Berrefleksi atas bacaan-bacaan hari ini saya sampaikan catatan-catatan sederhana sebagai berikut:
Yesus, Penyelamat Dunia, mulai melaksanakan tugas perutusanNya untuk mewartakan pertobatan dan Kerajaan Allah, ajakan untuk bertobat dan dirajai atau dikuasai oleh Allah di dalam cara hidup dan cara bertindak setiap hari. Untuk melaksanakan tugas perutusanNya Yesus tidak bekerja sendirian, melainkan Ia memanggil dan mengajak orang-orang tertentu, para rasul, untuk berpartisipasi dalam tugas perutusanNya. Mereka adalah para nelayan, yang terbiasa menjala ikan, dipanggil untuk menjadi penjala manusia. Maka baiklah kita semua yang merasa menjadi pengikut atau murid Yesus, marilah kita berpartisipasi dalam menjala manusia di dalam hidup, panggilan dan tugas
pekerjaan kita masing-masing setiap hari. Salah satu bentuk opsi dari partisipasi ini adalah senantiasa lebih mengutamakan keselamatan jiwa manusia di dalam hidup, tugas perutusan dan pekerjaan, ‘the man behind the gun’, manusia-manusia yang berada di balik aneka sarana-prasarana dan harta benda.

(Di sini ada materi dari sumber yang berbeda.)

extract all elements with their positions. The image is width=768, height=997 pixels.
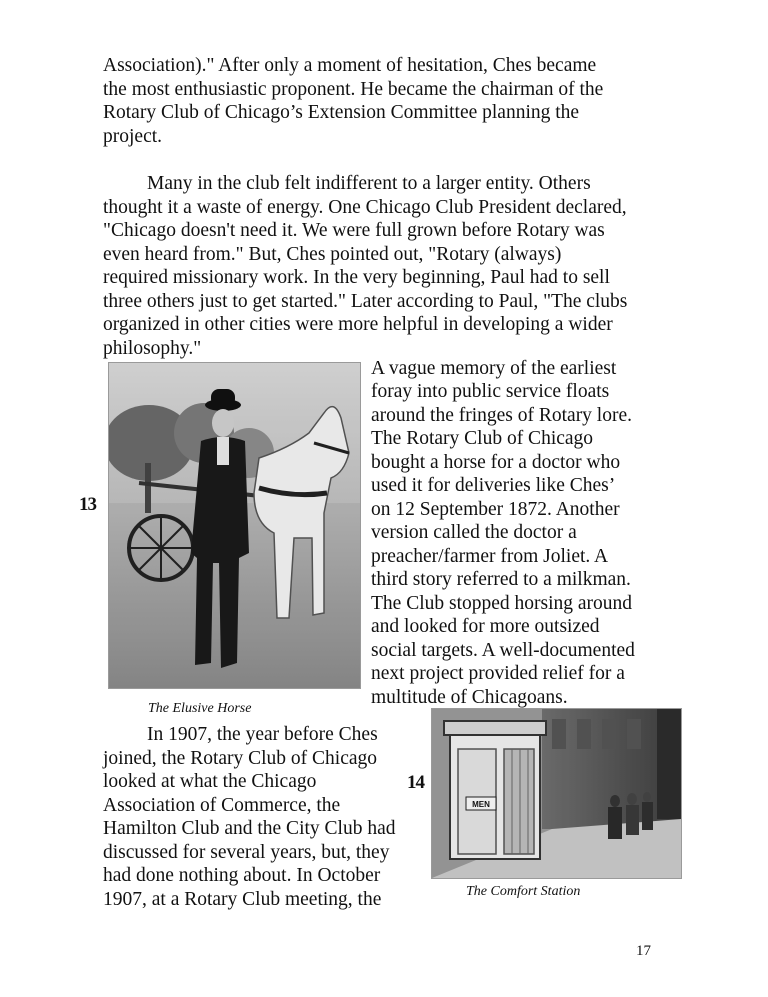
text-line: foray into public service floats [371,381,610,402]
text-line: and looked for more outsized [371,616,600,637]
comfort-station-photo [431,708,682,879]
text-line: used it for deliveries like Ches’ [371,475,616,496]
comfort-station-caption: The Comfort Station [466,884,581,899]
horse-photo [108,362,361,689]
horse-photo-caption: The Elusive Horse [148,701,252,716]
text-line: bought a horse for a doctor who [371,452,621,473]
text-line: organized in other cities were more helpful in developing a wider [103,314,613,335]
text-line: three others just to get started." Later according to Paul, "The clubs [103,291,628,312]
horse-photo-illustration [109,363,360,688]
text-line: preacher/farmer from Joliet. A [371,546,609,567]
text-line: next project provided relief for a [371,663,625,684]
text-line: Many in the club felt indifferent to a larger entity. Others [147,173,591,194]
text-line: 1907, at a Rotary Club meeting, the [103,889,382,910]
text-line: even heard from." But, Ches pointed out, "Rotary (always) [103,244,562,265]
text-line: discussed for several years, but, they [103,842,390,863]
text-line: Association of Commerce, the [103,795,341,816]
text-line: Rotary Club of Chicago’s Extension Committee planning the [103,102,580,123]
text-line: around the fringes of Rotary lore. [371,405,633,426]
text-line: thought it a waste of energy. One Chicago Club President declared, [103,197,627,218]
text-line: third story referred to a milkman. [371,569,631,590]
text-line: on 12 September 1872. Another [371,499,620,520]
figure-13-ref-number: 13 [79,494,96,515]
text-line: In 1907, the year before Ches [147,724,378,745]
text-line: "Chicago doesn't need it. We were full grown before Rotary was [103,220,605,241]
text-line: had done nothing about. In October [103,865,381,886]
men-sign: MEN [472,800,490,809]
text-line: joined, the Rotary Club of Chicago [103,748,378,769]
text-line: philosophy." [103,338,202,359]
page-number: 17 [636,943,651,959]
text-line: The Rotary Club of Chicago [371,428,594,449]
text-line: The Club stopped horsing around [371,593,633,614]
text-line: Hamilton Club and the City Club had [103,818,396,839]
text-line: social targets. A well-documented [371,640,635,661]
figure-14-ref-number: 14 [407,772,424,793]
text-line: Association)." After only a moment of hesitation, Ches became [103,55,597,76]
text-line: looked at what the Chicago [103,771,317,792]
text-line: A vague memory of the earliest [371,358,617,379]
text-line: project. [103,126,163,147]
text-line: required missionary work. In the very beginning, Paul had to sell [103,267,610,288]
comfort-station-photo-illustration [432,709,681,878]
text-line: version called the doctor a [371,522,577,543]
text-line: multitude of Chicagoans. [371,687,568,708]
text-line: the most enthusiastic proponent. He became the chairman of the [103,79,604,100]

Dengan kata lain kita dipanggil untuk lebih mengutamakan ‘human investment’ daripada ‘meterial investment’. Tekanan pembangunan pada ‘material investment’ alias ekonomi yang melupakan peran manusia pada masa Orde Baru telah membuahkan ‘kemerosotan moral’ hampir di semua bidang kehidupan, sebagaimana masih kita alami dan rasakan pada saat ini. Marilah kita lebih memperhatikan ‘manusia’nya untuk dididik dan didampingi menjadi manusia yang cerdas beriman. Jika semua manusia menjadi cerdas beriman
kiranya dunia ini damai sejahtera, aman tenteram. Maka hendaknya tenaga, dana/uang, perhatian lebih diarahkan pada keselamatan jiwa manusia yang bekerja atau bertindak. Di dalam keluarga, sekolah, masyarakat, kantor/tempat kerja kiranya yang penting dan pokok adalah manusianya, maka secara khusus di sini saya menghimbau dan mengajak para pemilik kerja/usaha agar menjamin kesejahteraan para pegawai atau pekerja sebaik mungkin, jika pegawai atau pekerja sejahtera rasanya usaha atau pekerjaan akan berjalan
baik, lancar dan sukses.
“Hana, mengapa engkau menangis dan mengapa engkau tidak mau makan? Mengapa hatimu sedih? Bukankah aku lebih berharga bagimu dari pada sepuluh anak laki-laki?” (1Sam 1:8), demikian kata Elkana kepada Hana, isterinya. Kata-kata Elkana kepada Hana, isterinya, ini kiranya baik menjadi bahan permenungan atau refleksi terutama bagi para suami-isteri. Memang kehadiran seorang anak akan lebih membahagiakan kehidupan suami-isteri yang bersangkutan, tetapi bagaimana jika tidak dianugerahi anak? Yang
pertama-tama dan terutama saling mengasihi adalah suami dan isteri sendiri, maka jika yang terkasih, entah suami atau isteri masih ada kiranya tidak perlu bersedih atau menangis meskipun tidak dianugerahi anak. Sebaliknya kepada para suami-isteri yang dianugerahi anak-anak, kami berharap untuk mendidik dan membina serta mendampingi anak-anak sebaik mungkin sehingga anak-anak tumbuh berkembang menjadi manusia yang cerdas beriman.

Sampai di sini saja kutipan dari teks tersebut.